MYRTLE BEACH, SC (WMBF) - An illness is spreading nationwide and it's spreading fast. There are even reports of virus outbreaks in the Palmetto State.
Symptoms for this unidentified virus, can start like anything else, a runny nose, or a cough, but wheezing is one stand out symptom sending many children, through hospital doors.
Several states, together are reporting hundreds of hospitalizations and thousands of germs, and experts are predicting, this is only the beginning of the spread. It starts as a common cold, it turns into respiratory distress, leaving many kids gasping for breath.
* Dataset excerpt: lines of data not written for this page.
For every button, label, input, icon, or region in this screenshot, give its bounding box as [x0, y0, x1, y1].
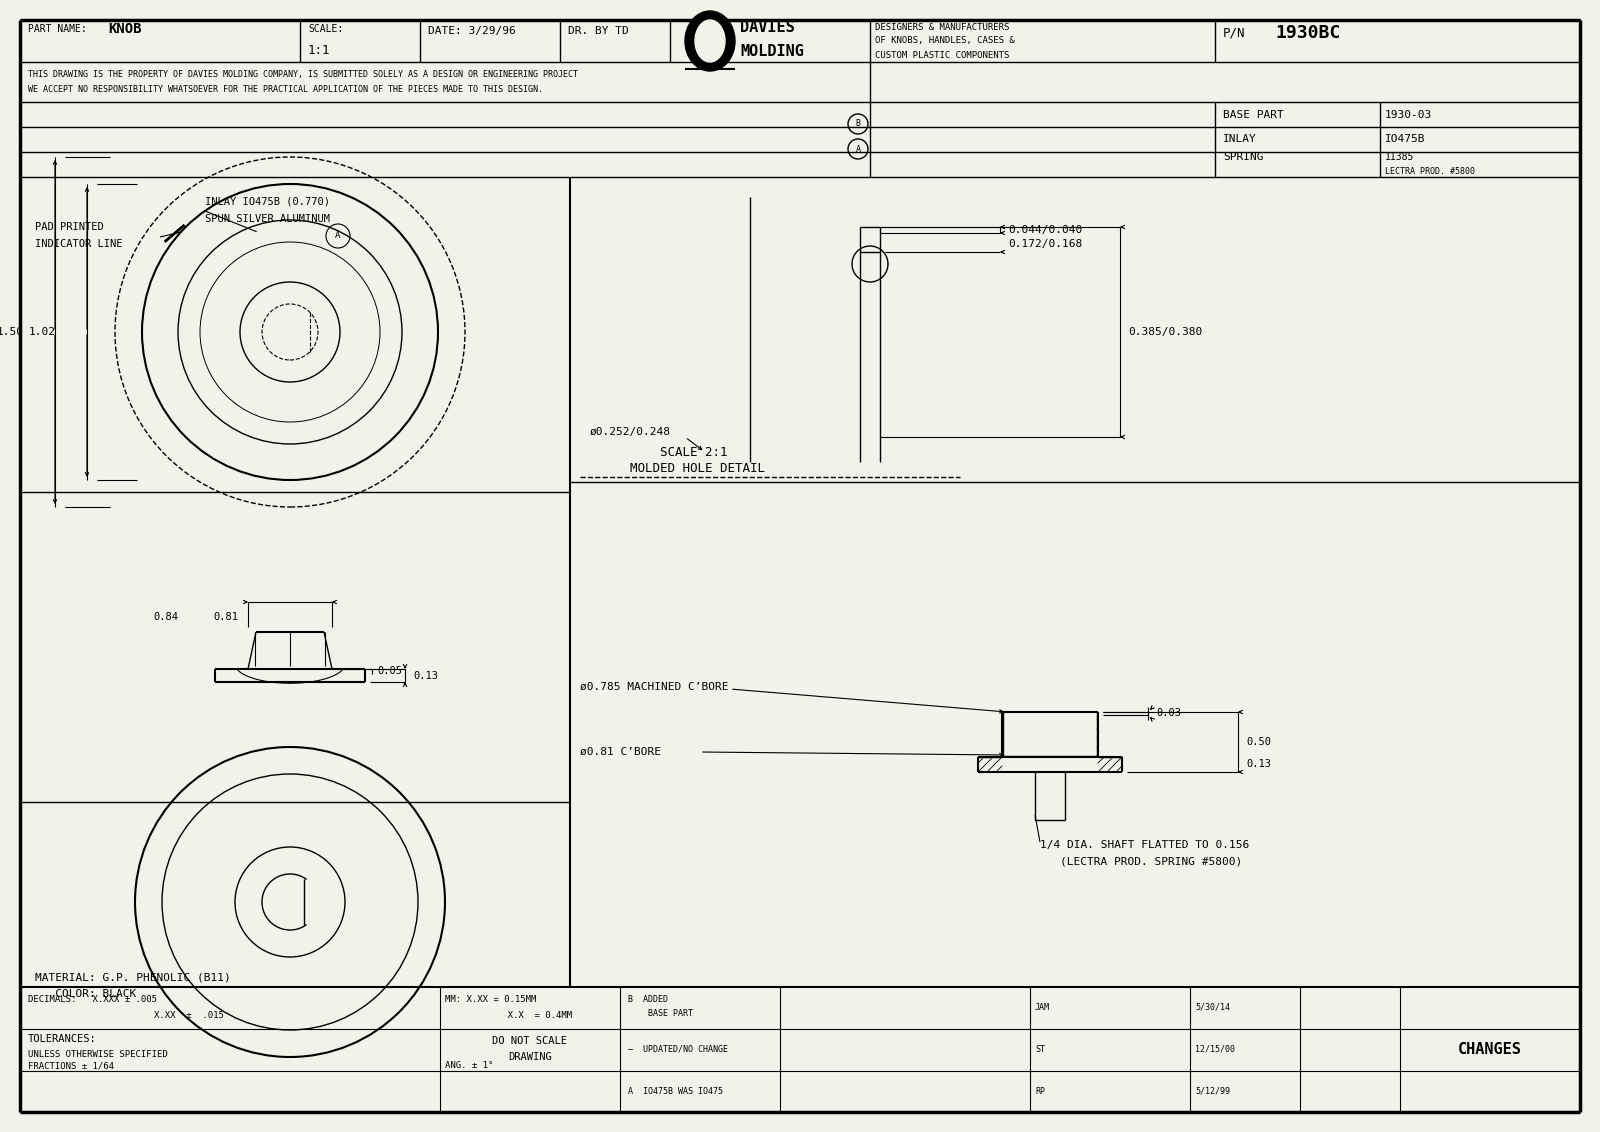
Text: LECTRA PROD. #5800: LECTRA PROD. #5800: [1386, 168, 1475, 175]
Text: B  ADDED: B ADDED: [627, 995, 669, 1004]
Text: 0.172/0.168: 0.172/0.168: [1008, 239, 1082, 249]
Text: DAVIES: DAVIES: [739, 19, 795, 34]
Text: 11385: 11385: [1386, 153, 1414, 163]
Text: CUSTOM PLASTIC COMPONENTS: CUSTOM PLASTIC COMPONENTS: [875, 51, 1010, 60]
Text: PART NAME:: PART NAME:: [29, 24, 86, 34]
Text: DATE: 3/29/96: DATE: 3/29/96: [429, 26, 515, 36]
Text: DO NOT SCALE: DO NOT SCALE: [493, 1037, 568, 1046]
Text: PAD PRINTED: PAD PRINTED: [35, 222, 104, 232]
Text: DESIGNERS & MANUFACTURERS: DESIGNERS & MANUFACTURERS: [875, 23, 1010, 32]
Text: X.X  = 0.4MM: X.X = 0.4MM: [470, 1012, 573, 1021]
Text: ø0.252/0.248: ø0.252/0.248: [590, 427, 670, 437]
Text: ANG. ± 1°: ANG. ± 1°: [445, 1062, 493, 1071]
Text: INLAY IO475B (0.770): INLAY IO475B (0.770): [205, 197, 330, 207]
Text: 1:1: 1:1: [307, 44, 331, 58]
Text: BASE PART: BASE PART: [1222, 110, 1283, 120]
Text: BASE PART: BASE PART: [627, 1010, 693, 1019]
Text: MOLDING: MOLDING: [739, 43, 803, 59]
Text: 1.50: 1.50: [0, 327, 24, 337]
Text: THIS DRAWING IS THE PROPERTY OF DAVIES MOLDING COMPANY, IS SUBMITTED SOLELY AS A: THIS DRAWING IS THE PROPERTY OF DAVIES M…: [29, 69, 578, 78]
Text: SCALE 2:1: SCALE 2:1: [661, 446, 728, 458]
Text: INLAY: INLAY: [1222, 135, 1256, 145]
Text: A: A: [336, 232, 341, 240]
Text: DECIMALS:   X.XXX ± .005: DECIMALS: X.XXX ± .005: [29, 995, 157, 1004]
Text: UNLESS OTHERWISE SPECIFIED: UNLESS OTHERWISE SPECIFIED: [29, 1050, 168, 1060]
Text: 5/30/14: 5/30/14: [1195, 1003, 1230, 1012]
Text: WE ACCEPT NO RESPONSIBILITY WHATSOEVER FOR THE PRACTICAL APPLICATION OF THE PIEC: WE ACCEPT NO RESPONSIBILITY WHATSOEVER F…: [29, 86, 542, 94]
Text: P/N: P/N: [1222, 26, 1245, 40]
Text: IO475B: IO475B: [1386, 135, 1426, 145]
Text: SPRING: SPRING: [1222, 153, 1264, 163]
Text: ø0.81 C’BORE: ø0.81 C’BORE: [579, 747, 661, 757]
Text: 0.03: 0.03: [1155, 708, 1181, 718]
Text: B: B: [856, 120, 861, 129]
Text: X.XX  ±  .015: X.XX ± .015: [67, 1012, 224, 1021]
Text: 0.81: 0.81: [213, 612, 238, 621]
Text: RP: RP: [1035, 1087, 1045, 1096]
Text: 1/4 DIA. SHAFT FLATTED TO 0.156: 1/4 DIA. SHAFT FLATTED TO 0.156: [1040, 840, 1250, 850]
Text: 12/15/00: 12/15/00: [1195, 1045, 1235, 1054]
Text: KNOB: KNOB: [109, 22, 141, 36]
Text: 1930BC: 1930BC: [1275, 24, 1341, 42]
Ellipse shape: [694, 20, 725, 62]
Text: (LECTRA PROD. SPRING #5800): (LECTRA PROD. SPRING #5800): [1059, 857, 1242, 867]
Text: MATERIAL: G.P. PHENOLIC (B11): MATERIAL: G.P. PHENOLIC (B11): [35, 972, 230, 981]
Text: MM: X.XX = 0.15MM: MM: X.XX = 0.15MM: [445, 995, 536, 1004]
Text: 0.044/0.040: 0.044/0.040: [1008, 225, 1082, 235]
Text: FRACTIONS ± 1/64: FRACTIONS ± 1/64: [29, 1062, 114, 1071]
Text: ST: ST: [1035, 1045, 1045, 1054]
Text: OF KNOBS, HANDLES, CASES &: OF KNOBS, HANDLES, CASES &: [875, 36, 1014, 45]
Text: MOLDED HOLE DETAIL: MOLDED HOLE DETAIL: [630, 462, 765, 474]
Text: SPUN SILVER ALUMINUM: SPUN SILVER ALUMINUM: [205, 214, 330, 224]
Text: 1930-03: 1930-03: [1386, 110, 1432, 120]
Text: ø0.785 MACHINED C’BORE: ø0.785 MACHINED C’BORE: [579, 681, 728, 692]
Text: SCALE:: SCALE:: [307, 24, 344, 34]
Text: TOLERANCES:: TOLERANCES:: [29, 1035, 96, 1045]
Text: 0.13: 0.13: [1246, 758, 1270, 769]
Text: 5/12/99: 5/12/99: [1195, 1087, 1230, 1096]
Text: 0.13: 0.13: [413, 671, 438, 681]
Ellipse shape: [685, 11, 734, 71]
Text: 0.385/0.380: 0.385/0.380: [1128, 327, 1202, 337]
Text: 0.84: 0.84: [154, 612, 178, 621]
Text: A: A: [856, 145, 861, 154]
Text: –  UPDATED/NO CHANGE: – UPDATED/NO CHANGE: [627, 1045, 728, 1054]
Text: DR. BY TD: DR. BY TD: [568, 26, 629, 36]
Text: 0.50: 0.50: [1246, 737, 1270, 747]
Text: 0.05: 0.05: [378, 666, 402, 676]
Text: CHANGES: CHANGES: [1458, 1041, 1522, 1057]
Text: INDICATOR LINE: INDICATOR LINE: [35, 239, 123, 249]
Text: A  IO475B WAS IO475: A IO475B WAS IO475: [627, 1087, 723, 1096]
Text: DRAWING: DRAWING: [509, 1053, 552, 1063]
Text: JAM: JAM: [1035, 1003, 1050, 1012]
Text: COLOR: BLACK: COLOR: BLACK: [35, 989, 136, 1000]
Text: 1.02: 1.02: [29, 327, 56, 337]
"In Colorado, there's been a handful of children who have been very affected to the point where they've had to go on to life support for a short time period but most of the other children seem to be recovering, easier," said Pulmonary Critical Care Doctor Kevin Dineen, at Grand Strand Medical Center.
While the CDC stays on top of these reports from at least 10 states, some doctors are speculating it could be Enterovirus 68.
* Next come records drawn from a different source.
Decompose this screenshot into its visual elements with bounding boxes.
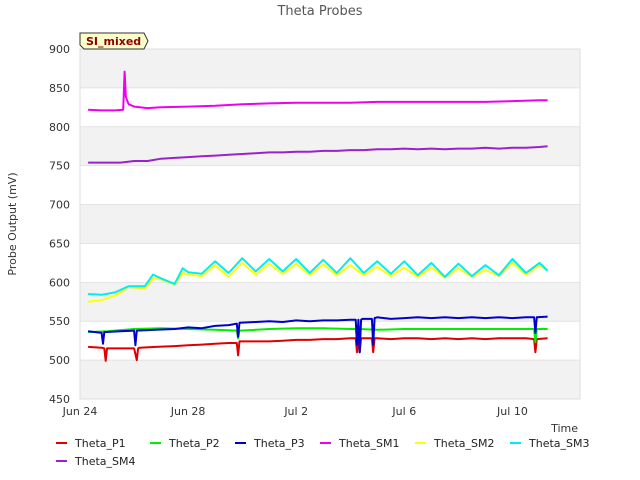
x-tick-label: Jun 28 (170, 405, 206, 418)
series-line-theta-sm4 (88, 145, 548, 164)
y-tick-label: 800 (49, 121, 70, 134)
y-tick-label: 900 (49, 43, 70, 56)
legend-label-theta-sm3: Theta_SM3 (528, 437, 589, 450)
legend-label-theta-p2: Theta_P2 (168, 437, 220, 450)
badge-text: SI_mixed (86, 35, 141, 48)
legend-label-theta-sm1: Theta_SM1 (338, 437, 399, 450)
x-tick-label: Jul 10 (496, 405, 528, 418)
y-axis-label: Probe Output (mV) (6, 172, 19, 275)
legend: Theta_P1 Theta_P2 Theta_P3 Theta_SM1 Theta_S… (56, 437, 589, 468)
plot-band (80, 360, 580, 399)
y-tick-label: 500 (49, 354, 70, 367)
y-tick-label: 450 (49, 393, 70, 406)
y-axis-ticks: 450 500 550 600 650 700 750 800 850 900 (49, 43, 70, 406)
legend-label-theta-sm2: Theta_SM2 (433, 437, 494, 450)
x-tick-label: Jul 6 (391, 405, 416, 418)
y-tick-label: 700 (49, 199, 70, 212)
plot-band (80, 282, 580, 322)
series-lines (87, 70, 549, 362)
legend-label-theta-sm4: Theta_SM4 (74, 455, 135, 468)
series-line-theta-p2 (88, 327, 548, 344)
y-tick-label: 550 (49, 315, 70, 328)
legend-label-theta-p3: Theta_P3 (253, 437, 305, 450)
series-line-theta-sm3 (88, 257, 549, 296)
x-tick-label: Jun 24 (62, 405, 98, 418)
y-tick-label: 650 (49, 237, 70, 250)
legend-label-theta-p1: Theta_P1 (74, 437, 126, 450)
y-tick-label: 600 (49, 276, 70, 289)
chart-title: Theta Probes (276, 4, 362, 19)
y-tick-label: 750 (49, 160, 70, 173)
badge: SI_mixed (79, 32, 149, 50)
x-axis-label: Time (550, 422, 578, 435)
series-line-theta-p3 (87, 315, 548, 354)
y-tick-label: 850 (49, 82, 70, 95)
plot-band (80, 49, 580, 88)
series-line-theta-p1 (88, 337, 548, 362)
plot-bands (80, 49, 580, 399)
x-axis-ticks: Jun 24 Jun 28 Jul 2 Jul 6 Jul 10 (62, 405, 528, 418)
plot-area (79, 48, 581, 400)
plot-band (80, 204, 580, 244)
series-line-theta-sm1 (88, 70, 548, 112)
x-tick-label: Jul 2 (283, 405, 308, 418)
Doctors say this is not uncommon, there are more than 100 types of Enteroviruses which cause 10 to 15 million infections nationwide, each year. What's stirring up the conversation, is the high number of people being hospitalized, because while many kids can recover, it could be serious for some.
"If you have a child who has asthma or underlying lung problems who develops wheezing on top of cold or flu like symptoms, should be probably be a reason to get checked out," said Dr. Dineen.
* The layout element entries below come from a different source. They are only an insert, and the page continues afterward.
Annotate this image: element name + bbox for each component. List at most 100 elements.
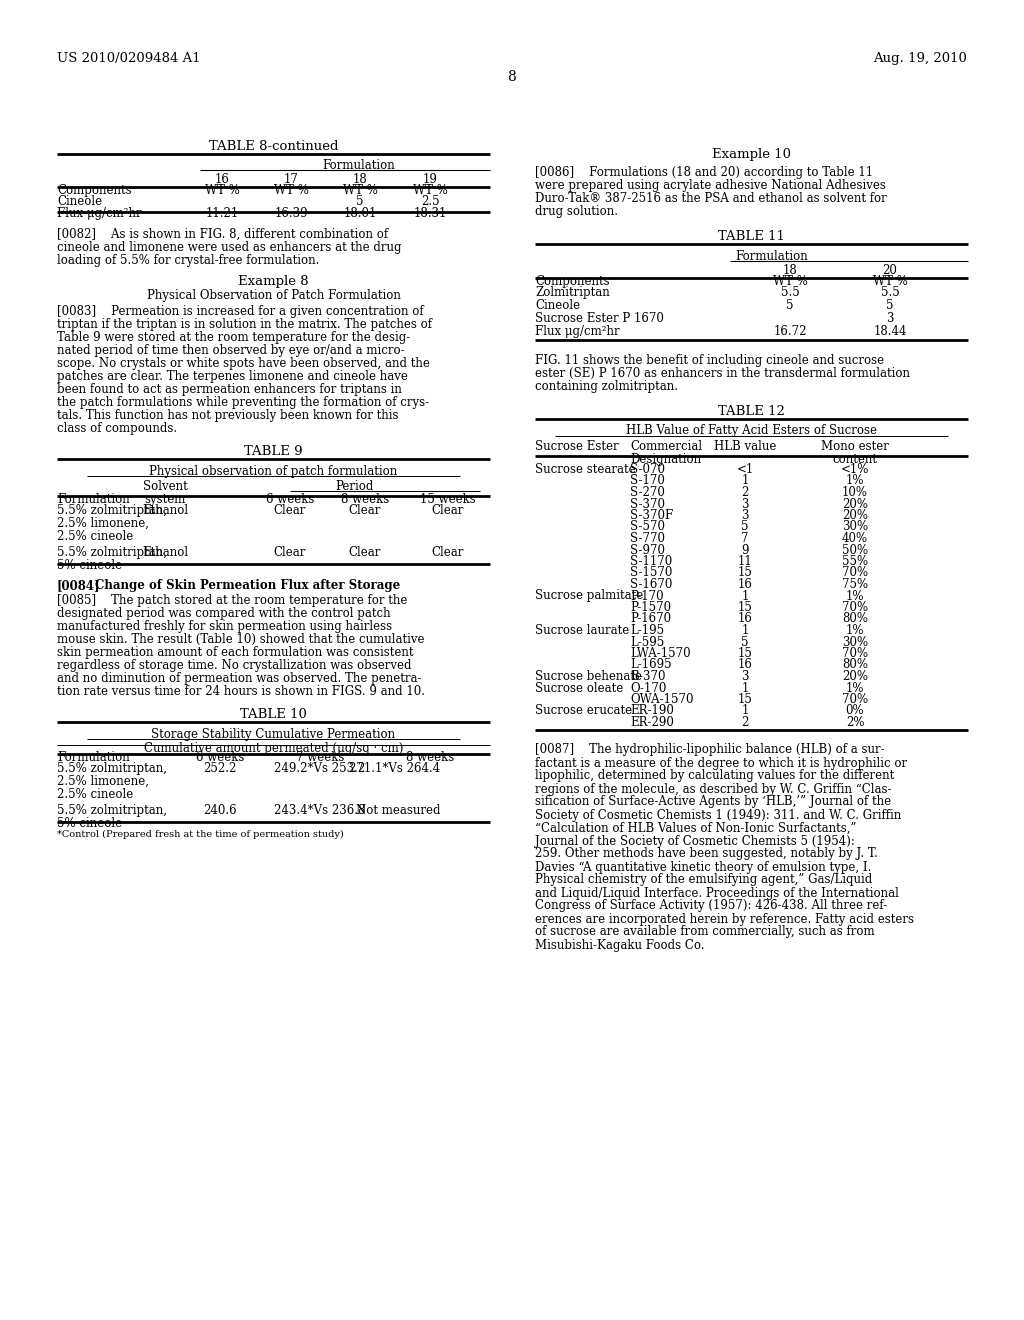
Text: ER-290: ER-290 xyxy=(630,715,674,729)
Text: 20%: 20% xyxy=(842,498,868,511)
Text: 16.72: 16.72 xyxy=(773,325,807,338)
Text: 30%: 30% xyxy=(842,520,868,533)
Text: Zolmitriptan: Zolmitriptan xyxy=(535,286,609,300)
Text: TABLE 8-continued: TABLE 8-continued xyxy=(209,140,338,153)
Text: Clear: Clear xyxy=(349,546,381,558)
Text: 3: 3 xyxy=(886,312,894,325)
Text: P-170: P-170 xyxy=(630,590,664,602)
Text: 5.5% zolmitriptan,: 5.5% zolmitriptan, xyxy=(57,762,167,775)
Text: 18.31: 18.31 xyxy=(414,207,446,220)
Text: P-1570: P-1570 xyxy=(630,601,671,614)
Text: FIG. 11 shows the benefit of including cineole and sucrose: FIG. 11 shows the benefit of including c… xyxy=(535,354,884,367)
Text: [0085]    The patch stored at the room temperature for the: [0085] The patch stored at the room temp… xyxy=(57,594,408,607)
Text: 5: 5 xyxy=(886,300,894,312)
Text: TABLE 11: TABLE 11 xyxy=(718,230,785,243)
Text: 80%: 80% xyxy=(842,659,868,672)
Text: TABLE 12: TABLE 12 xyxy=(718,405,785,418)
Text: TABLE 9: TABLE 9 xyxy=(244,445,303,458)
Text: 70%: 70% xyxy=(842,647,868,660)
Text: factant is a measure of the degree to which it is hydrophilic or: factant is a measure of the degree to wh… xyxy=(535,756,907,770)
Text: 3: 3 xyxy=(741,510,749,521)
Text: 15: 15 xyxy=(737,566,753,579)
Text: tion rate versus time for 24 hours is shown in FIGS. 9 and 10.: tion rate versus time for 24 hours is sh… xyxy=(57,685,425,698)
Text: 0%: 0% xyxy=(846,705,864,718)
Text: 5.5% zolmitriptan,: 5.5% zolmitriptan, xyxy=(57,804,167,817)
Text: 6 weeks: 6 weeks xyxy=(266,492,314,506)
Text: B-370: B-370 xyxy=(630,671,666,682)
Text: content: content xyxy=(833,453,878,466)
Text: 2.5% cineole: 2.5% cineole xyxy=(57,788,133,801)
Text: TABLE 10: TABLE 10 xyxy=(240,708,307,721)
Text: Cineole: Cineole xyxy=(535,300,581,312)
Text: L-595: L-595 xyxy=(630,635,665,648)
Text: L-1695: L-1695 xyxy=(630,659,672,672)
Text: S-970: S-970 xyxy=(630,544,665,557)
Text: 5: 5 xyxy=(786,300,794,312)
Text: 243.4*Vs 236.8: 243.4*Vs 236.8 xyxy=(274,804,366,817)
Text: regardless of storage time. No crystallization was observed: regardless of storage time. No crystalli… xyxy=(57,659,412,672)
Text: HLB value: HLB value xyxy=(714,440,776,453)
Text: S-370: S-370 xyxy=(630,498,665,511)
Text: mouse skin. The result (Table 10) showed that the cumulative: mouse skin. The result (Table 10) showed… xyxy=(57,634,425,645)
Text: Sucrose behenate: Sucrose behenate xyxy=(535,671,642,682)
Text: 5.5% zolmitriptan,: 5.5% zolmitriptan, xyxy=(57,504,167,517)
Text: Formulation: Formulation xyxy=(735,249,808,263)
Text: S-070: S-070 xyxy=(630,463,665,477)
Text: [0087]    The hydrophilic-lipophilic balance (HLB) of a sur-: [0087] The hydrophilic-lipophilic balanc… xyxy=(535,743,885,756)
Text: and Liquid/Liquid Interface. Proceedings of the International: and Liquid/Liquid Interface. Proceedings… xyxy=(535,887,899,899)
Text: 5: 5 xyxy=(356,195,364,209)
Text: 2%: 2% xyxy=(846,715,864,729)
Text: the patch formulations while preventing the formation of crys-: the patch formulations while preventing … xyxy=(57,396,429,409)
Text: Formulation: Formulation xyxy=(57,751,130,764)
Text: Mono ester: Mono ester xyxy=(821,440,889,453)
Text: Clear: Clear xyxy=(432,546,464,558)
Text: Physical observation of patch formulation: Physical observation of patch formulatio… xyxy=(150,465,397,478)
Text: 5.5: 5.5 xyxy=(881,286,899,300)
Text: 70%: 70% xyxy=(842,566,868,579)
Text: Change of Skin Permeation Flux after Storage: Change of Skin Permeation Flux after Sto… xyxy=(95,579,400,591)
Text: 240.6: 240.6 xyxy=(203,804,237,817)
Text: 40%: 40% xyxy=(842,532,868,545)
Text: 18.01: 18.01 xyxy=(343,207,377,220)
Text: 11.21: 11.21 xyxy=(206,207,239,220)
Text: 5.5% zolmitriptan,: 5.5% zolmitriptan, xyxy=(57,546,167,558)
Text: 30%: 30% xyxy=(842,635,868,648)
Text: 16.39: 16.39 xyxy=(274,207,308,220)
Text: 1: 1 xyxy=(741,705,749,718)
Text: designated period was compared with the control patch: designated period was compared with the … xyxy=(57,607,390,620)
Text: “Calculation of HLB Values of Non-Ionic Surfactants,”: “Calculation of HLB Values of Non-Ionic … xyxy=(535,821,856,834)
Text: 2.5% cineole: 2.5% cineole xyxy=(57,531,133,543)
Text: *Control (Prepared fresh at the time of permeation study): *Control (Prepared fresh at the time of … xyxy=(57,830,344,840)
Text: 1: 1 xyxy=(741,624,749,638)
Text: 1: 1 xyxy=(741,681,749,694)
Text: 9: 9 xyxy=(741,544,749,557)
Text: and no diminution of permeation was observed. The penetra-: and no diminution of permeation was obse… xyxy=(57,672,422,685)
Text: 249.2*Vs 253.2: 249.2*Vs 253.2 xyxy=(274,762,366,775)
Text: 70%: 70% xyxy=(842,601,868,614)
Text: Davies “A quantitative kinetic theory of emulsion type, I.: Davies “A quantitative kinetic theory of… xyxy=(535,861,871,874)
Text: Sucrose palmitate: Sucrose palmitate xyxy=(535,590,643,602)
Text: 55%: 55% xyxy=(842,554,868,568)
Text: Period: Period xyxy=(336,480,374,492)
Text: Clear: Clear xyxy=(273,504,306,517)
Text: Clear: Clear xyxy=(432,504,464,517)
Text: 20: 20 xyxy=(883,264,897,277)
Text: WT %: WT % xyxy=(273,183,308,197)
Text: P-1670: P-1670 xyxy=(630,612,671,626)
Text: 5% cineole: 5% cineole xyxy=(57,558,122,572)
Text: 7: 7 xyxy=(741,532,749,545)
Text: Components: Components xyxy=(57,183,132,197)
Text: erences are incorporated herein by reference. Fatty acid esters: erences are incorporated herein by refer… xyxy=(535,912,914,925)
Text: 1%: 1% xyxy=(846,624,864,638)
Text: lipophilic, determined by calculating values for the different: lipophilic, determined by calculating va… xyxy=(535,770,894,783)
Text: 1%: 1% xyxy=(846,681,864,694)
Text: Flux μg/cm²hr: Flux μg/cm²hr xyxy=(535,325,620,338)
Text: 16: 16 xyxy=(737,659,753,672)
Text: WT %: WT % xyxy=(413,183,447,197)
Text: Example 8: Example 8 xyxy=(239,275,309,288)
Text: Formulation: Formulation xyxy=(57,492,130,506)
Text: 16: 16 xyxy=(737,578,753,591)
Text: S-370F: S-370F xyxy=(630,510,673,521)
Text: US 2010/0209484 A1: US 2010/0209484 A1 xyxy=(57,51,201,65)
Text: WT %: WT % xyxy=(343,183,378,197)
Doctors say there is no vaccine to treat the illness, so you need to stay on top of keeping your kids germ free. The simple sanitary practices like covering your mouth when you cough, avoiding those who are sick and washing your hands, is what's going to keep you from catching nasty illnesses spreading around.
This rare respiratory virus is common right now for children under five, or those with asthma.
Right now there are reports of suspected outbreaks of Enterovirus in at least ten states, including South Carolina, and doctors anticipate cases to spread.